O ministro do STF Gilmar Mendes determinou que Lindbergh Farias e Soraya Thronicke se manifestem em uma queixa-crime em que Alfredo Gaspar aponta crime contra a honra por ter sido chamado de estuprador. Ao mesmo tempo, Gaspar deverá esclarecer em ação em que Lindbergh reclama por ter sido chamado de cheirador de cocaína. Os despachos foram assinados nesta quinta-feira (16) e dão prazo de 15 dias para as manifestações. Mendes reconheceu a validade das denúncias dentro do prazo e o foro privilegiado.

A controvérsia ocorreu durante a leitura do relatório final da CPMI do INSS, que foi rejeitado. Gaspar citou um ataque do ex-ministro Luís Roberto Barroso contra Gilmar em 2018, afirmando que o ministro deveria ficar de fora de determinados temas. Lindbergh respondeu com a expressão circos que contestava a citação, o que gerou reação posterior.

Gaspar reagiu em coletiva de imprensa com críticas diretas, afirmando que Lindbergh atacou a honra de um homem de bem e sugerindo que ele teria feito uso de drogas. O episódio levou o Supremo a atuar para oficializar os esclarecimentos necessários, inserindo a discussão no âmbito de ações penais privadas, uma exceção ao padrão de ações de iniciativa do Ministério Público.

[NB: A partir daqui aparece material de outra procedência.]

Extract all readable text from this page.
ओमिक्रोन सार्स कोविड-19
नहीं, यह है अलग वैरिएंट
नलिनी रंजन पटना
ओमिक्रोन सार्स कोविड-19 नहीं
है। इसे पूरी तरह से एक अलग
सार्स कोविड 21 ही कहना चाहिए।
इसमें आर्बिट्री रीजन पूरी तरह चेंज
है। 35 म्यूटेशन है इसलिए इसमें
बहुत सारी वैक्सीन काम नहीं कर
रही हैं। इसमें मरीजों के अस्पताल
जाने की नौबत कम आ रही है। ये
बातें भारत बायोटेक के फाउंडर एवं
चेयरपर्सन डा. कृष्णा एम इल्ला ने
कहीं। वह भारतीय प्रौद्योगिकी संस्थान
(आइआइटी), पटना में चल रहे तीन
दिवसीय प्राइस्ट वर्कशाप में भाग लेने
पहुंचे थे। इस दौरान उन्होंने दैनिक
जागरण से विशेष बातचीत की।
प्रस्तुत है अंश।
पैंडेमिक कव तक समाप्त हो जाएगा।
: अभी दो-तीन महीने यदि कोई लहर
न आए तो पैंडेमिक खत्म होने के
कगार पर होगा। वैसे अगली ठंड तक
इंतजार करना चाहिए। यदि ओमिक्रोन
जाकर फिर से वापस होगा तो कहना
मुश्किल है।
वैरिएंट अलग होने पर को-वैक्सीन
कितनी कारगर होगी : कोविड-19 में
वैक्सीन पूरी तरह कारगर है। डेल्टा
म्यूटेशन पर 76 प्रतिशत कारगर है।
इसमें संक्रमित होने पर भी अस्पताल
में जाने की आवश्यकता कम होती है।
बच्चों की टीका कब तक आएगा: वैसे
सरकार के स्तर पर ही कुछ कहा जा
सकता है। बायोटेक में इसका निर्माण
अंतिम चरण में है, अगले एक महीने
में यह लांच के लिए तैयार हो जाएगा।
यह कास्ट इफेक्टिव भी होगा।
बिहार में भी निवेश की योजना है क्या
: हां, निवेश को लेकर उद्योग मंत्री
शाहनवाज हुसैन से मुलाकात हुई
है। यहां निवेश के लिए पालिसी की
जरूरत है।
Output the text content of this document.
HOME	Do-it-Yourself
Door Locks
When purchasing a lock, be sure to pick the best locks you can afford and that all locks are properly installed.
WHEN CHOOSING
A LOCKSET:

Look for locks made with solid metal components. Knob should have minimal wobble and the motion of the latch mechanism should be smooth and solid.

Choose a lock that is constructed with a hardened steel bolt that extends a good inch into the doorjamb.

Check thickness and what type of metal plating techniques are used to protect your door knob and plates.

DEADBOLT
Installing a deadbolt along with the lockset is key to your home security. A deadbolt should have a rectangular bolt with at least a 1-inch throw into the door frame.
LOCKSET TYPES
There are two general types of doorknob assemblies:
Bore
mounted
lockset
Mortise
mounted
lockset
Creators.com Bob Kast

A Procuradoria-Geral da República já havia criticado intervenções de parlamentares em investigações, mas, neste caso, a peça envolve uma ação penal privada entre parlamentares. A Gazeta do Povo entrou em contato com os três parlamentares para coletar posicionamentos, mantendo o espaço aberto para manifestações adicionais.